While these two strategies played well in the court of public opinion, within the actual court of law, Manstein and his peers developed a different strategy to absolve themselves of responsibility for their conduct. They tried to separate the war against the Soviet Union into two different campaigns: a military one, in which they exercised authority, and an ideological effort, which they had no power to influence. This dual strategy most concretely manifested itself in the Army's attempts to disassociate itself from the Einsatzgruppen. While preparing for the General Staff's defense during the initial Nuremberg Trial, Manstein wrote, "the thought that military leaders were connected with the measures of the S.D. in certain areas constitutes a completely unjustified burden on the military leadership" (p. 110). This question became one of the central issues of Manstein's own trial, and as Wrochem persuasively argues, the names Manstein and Otto Ohlendorf (the former commander of Einsatzgruppe D) assumed powerful symbolic weight both within and outside of the courtroom, with the former standing for the "clean" Wehrmacht and the latter for the criminal SS.
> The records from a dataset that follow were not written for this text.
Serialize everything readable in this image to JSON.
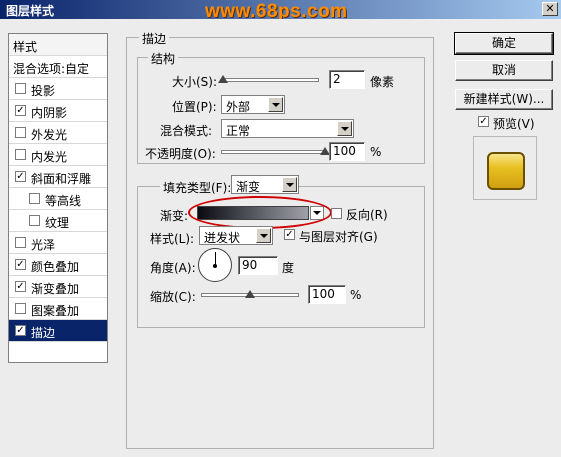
{
  "window": {
    "title": "图层样式",
    "watermark": "www.68ps.com",
    "close_glyph": "✕"
  },
  "styles_panel": {
    "header": "样式",
    "blend_options": "混合选项:自定",
    "items": [
      {
        "label": "投影",
        "checked": false,
        "indent": false,
        "selected": false
      },
      {
        "label": "内阴影",
        "checked": true,
        "indent": false,
        "selected": false
      },
      {
        "label": "外发光",
        "checked": false,
        "indent": false,
        "selected": false
      },
      {
        "label": "内发光",
        "checked": false,
        "indent": false,
        "selected": false
      },
      {
        "label": "斜面和浮雕",
        "checked": true,
        "indent": false,
        "selected": false
      },
      {
        "label": "等高线",
        "checked": false,
        "indent": true,
        "selected": false
      },
      {
        "label": "纹理",
        "checked": false,
        "indent": true,
        "selected": false
      },
      {
        "label": "光泽",
        "checked": false,
        "indent": false,
        "selected": false
      },
      {
        "label": "颜色叠加",
        "checked": true,
        "indent": false,
        "selected": false
      },
      {
        "label": "渐变叠加",
        "checked": true,
        "indent": false,
        "selected": false
      },
      {
        "label": "图案叠加",
        "checked": false,
        "indent": false,
        "selected": false
      },
      {
        "label": "描边",
        "checked": true,
        "indent": false,
        "selected": true
      }
    ]
  },
  "stroke": {
    "group_title": "描边",
    "structure": {
      "title": "结构",
      "size_label": "大小(S):",
      "size_value": "2",
      "size_unit": "像素",
      "size_slider_fraction": 0.02,
      "position_label": "位置(P):",
      "position_value": "外部",
      "blend_mode_label": "混合模式:",
      "blend_mode_value": "正常",
      "opacity_label": "不透明度(O):",
      "opacity_value": "100",
      "opacity_unit": "%",
      "opacity_slider_fraction": 1.0
    },
    "fill": {
      "fill_type_label": "填充类型(F):",
      "fill_type_value": "渐变",
      "gradient_label": "渐变:",
      "reverse_label": "反向(R)",
      "reverse_checked": false,
      "style_label": "样式(L):",
      "style_value": "迸发状",
      "align_label": "与图层对齐(G)",
      "align_checked": true,
      "angle_label": "角度(A):",
      "angle_value": "90",
      "angle_unit": "度",
      "scale_label": "缩放(C):",
      "scale_value": "100",
      "scale_unit": "%",
      "scale_slider_fraction": 0.5
    }
  },
  "buttons": {
    "ok": "确定",
    "cancel": "取消",
    "new_style": "新建样式(W)...",
    "preview_label": "预览(V)",
    "preview_checked": true
  },
  "colors": {
    "title_bar": "#0a246a",
    "selection": "#0a246a",
    "highlight_ellipse": "#d00000",
    "watermark": "#ff8c00"
  }
}
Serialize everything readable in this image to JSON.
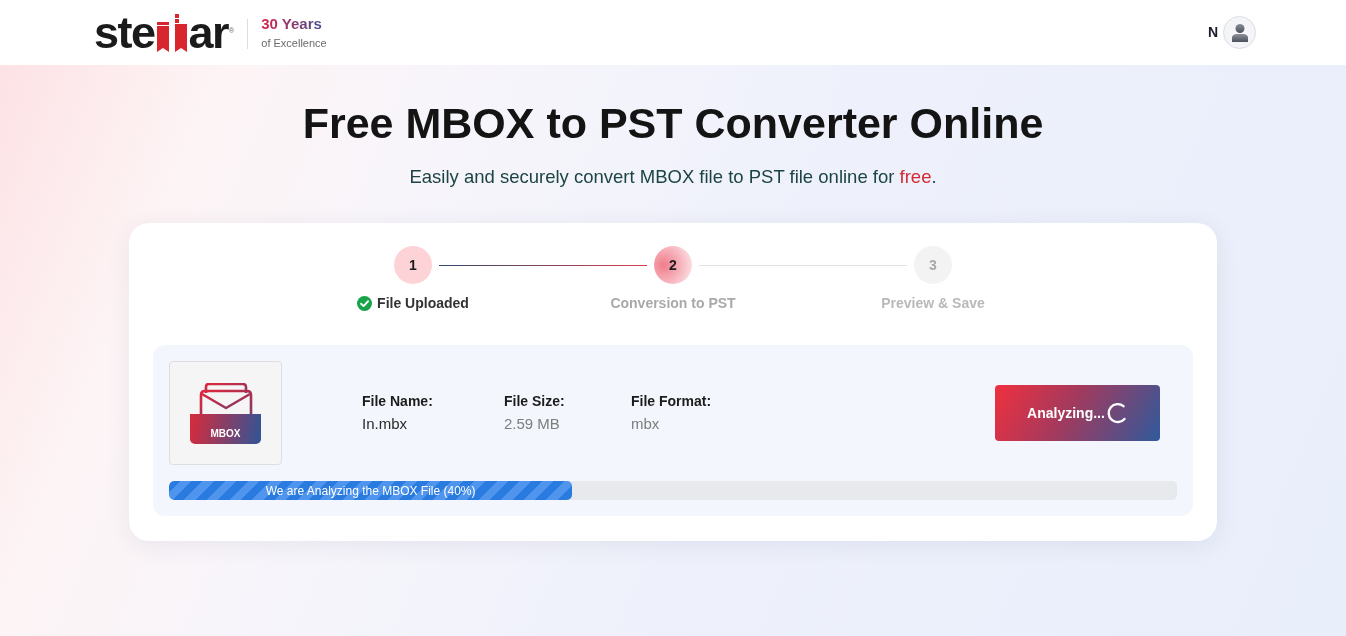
{
  "header": {
    "logo": {
      "parts": [
        "ste",
        "ar"
      ],
      "registered": "®"
    },
    "tagline": {
      "headline": "30 Years",
      "subline": "of Excellence"
    },
    "user": {
      "initial": "N"
    }
  },
  "hero": {
    "title": "Free MBOX to PST Converter Online",
    "subtitle": [
      {
        "text": "Easily and securely convert MBOX file to PST file online for ",
        "kind": "plain"
      },
      {
        "text": "free",
        "kind": "highlight"
      },
      {
        "text": ".",
        "kind": "plain"
      }
    ]
  },
  "steps": [
    {
      "number": "1",
      "label": "File Uploaded",
      "completed": true,
      "selected": false
    },
    {
      "number": "2",
      "label": "Conversion to PST",
      "completed": false,
      "selected": true
    },
    {
      "number": "3",
      "label": "Preview & Save",
      "completed": false,
      "selected": false
    }
  ],
  "file": {
    "badge": "MBOX",
    "fields": [
      {
        "label": "File Name:",
        "value": "In.mbx",
        "muted": false
      },
      {
        "label": "File Size:",
        "value": "2.59 MB",
        "muted": true
      },
      {
        "label": "File Format:",
        "value": "mbx",
        "muted": true
      }
    ]
  },
  "action_button": {
    "label": "Analyzing...",
    "busy": true
  },
  "progress": {
    "label": "We are Analyzing the MBOX File (40%)",
    "level": 0.4
  }
}
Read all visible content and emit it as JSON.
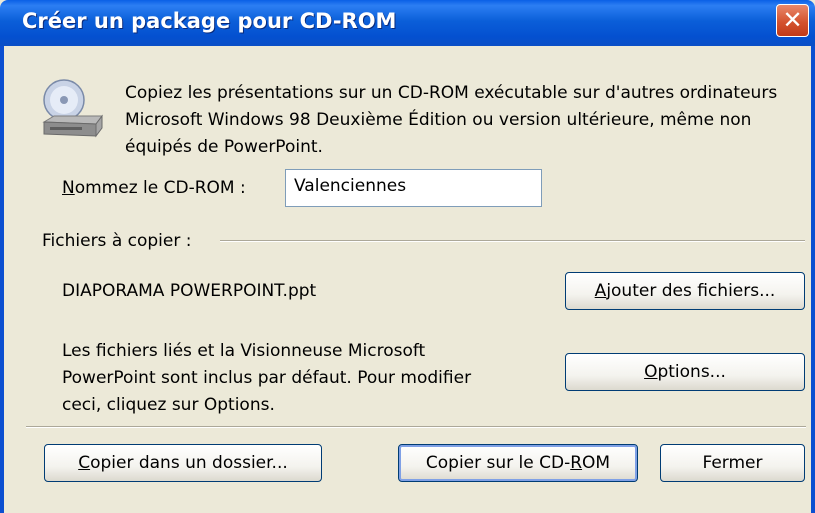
{
  "window": {
    "title": "Créer un package pour CD-ROM",
    "close_glyph": "✕"
  },
  "description": "Copiez les présentations sur un CD-ROM exécutable sur d'autres ordinateurs Microsoft Windows 98 Deuxième Édition ou version ultérieure, même non équipés de PowerPoint.",
  "cd_name": {
    "label_mnemonic": "N",
    "label_rest": "ommez le CD-ROM :",
    "value": "Valenciennes"
  },
  "files_section": {
    "label": "Fichiers à copier :",
    "file": "DIAPORAMA POWERPOINT.ppt"
  },
  "linked_note": {
    "line1": "Les fichiers liés et la Visionneuse Microsoft",
    "line2": "PowerPoint sont inclus par défaut. Pour modifier",
    "line3": "ceci, cliquez sur Options."
  },
  "buttons": {
    "add_files": {
      "mnemonic": "A",
      "rest": "jouter des fichiers..."
    },
    "options": {
      "mnemonic": "O",
      "rest": "ptions..."
    },
    "copy_folder": {
      "mnemonic": "C",
      "rest": "opier dans un dossier..."
    },
    "copy_cd": {
      "pre": "Copier sur le CD-",
      "mnemonic": "R",
      "post": "OM"
    },
    "close": {
      "label": "Fermer"
    }
  },
  "icons": {
    "dialog_icon": "cd-drive-icon",
    "close": "close-icon"
  }
}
As Wrochem makes clear, the strategies employed by Manstein and his peers found a wide-ranging resonance in West German public opinion and during the 1940s and 1950s, support for the interned Wehrmacht elite remained strong. Adenauer himself recognized the groundswell of support reserved particularly for Manstein and was able to link his discharge to the inclusion of a re-militarized West Germany in the Western Alliance. Wrochem tirelessly reconstructs the negotiations between Bonn and London concerning Manstein's release as an aspect of the re-admittance of West Germany to western society. He also convincingly argues that Manstein's release in the Federal Republic carried hefty symbolic weight, as it signaled the welcome of all former Wehrmacht soldiers into the new state. The past was now forgotten or sanitized and re-worked to such an extent that it bore little relation to the reality of the war of annihilation.

Wrochem has provided an extremely important and detailed study of how the German Vernichtungskrieg in the East was waged and then how a neutered version of this conflict was transmitted to West German society. He has effectively tied together several very important issues into one generally readable work. At times, his detail becomes a bit overpowering and Manstein himself periodically disappears from the book, but these minor caveats fail to detract seriously from a major contribution to field.

Reviewed by Jeff Rutherford (Department of History, Wheeling Jesuit University)
Published on H-German (April, 2008)

Oliver von Wrochem. Erich von Manstein: Vernichtungskrieg und Geschichtspolitik. Paderborn: Ferdinand Schöningh Verlag, 2006. 431 S. EUR 39.90 (cloth), ISBN 978-3-506-72977-4.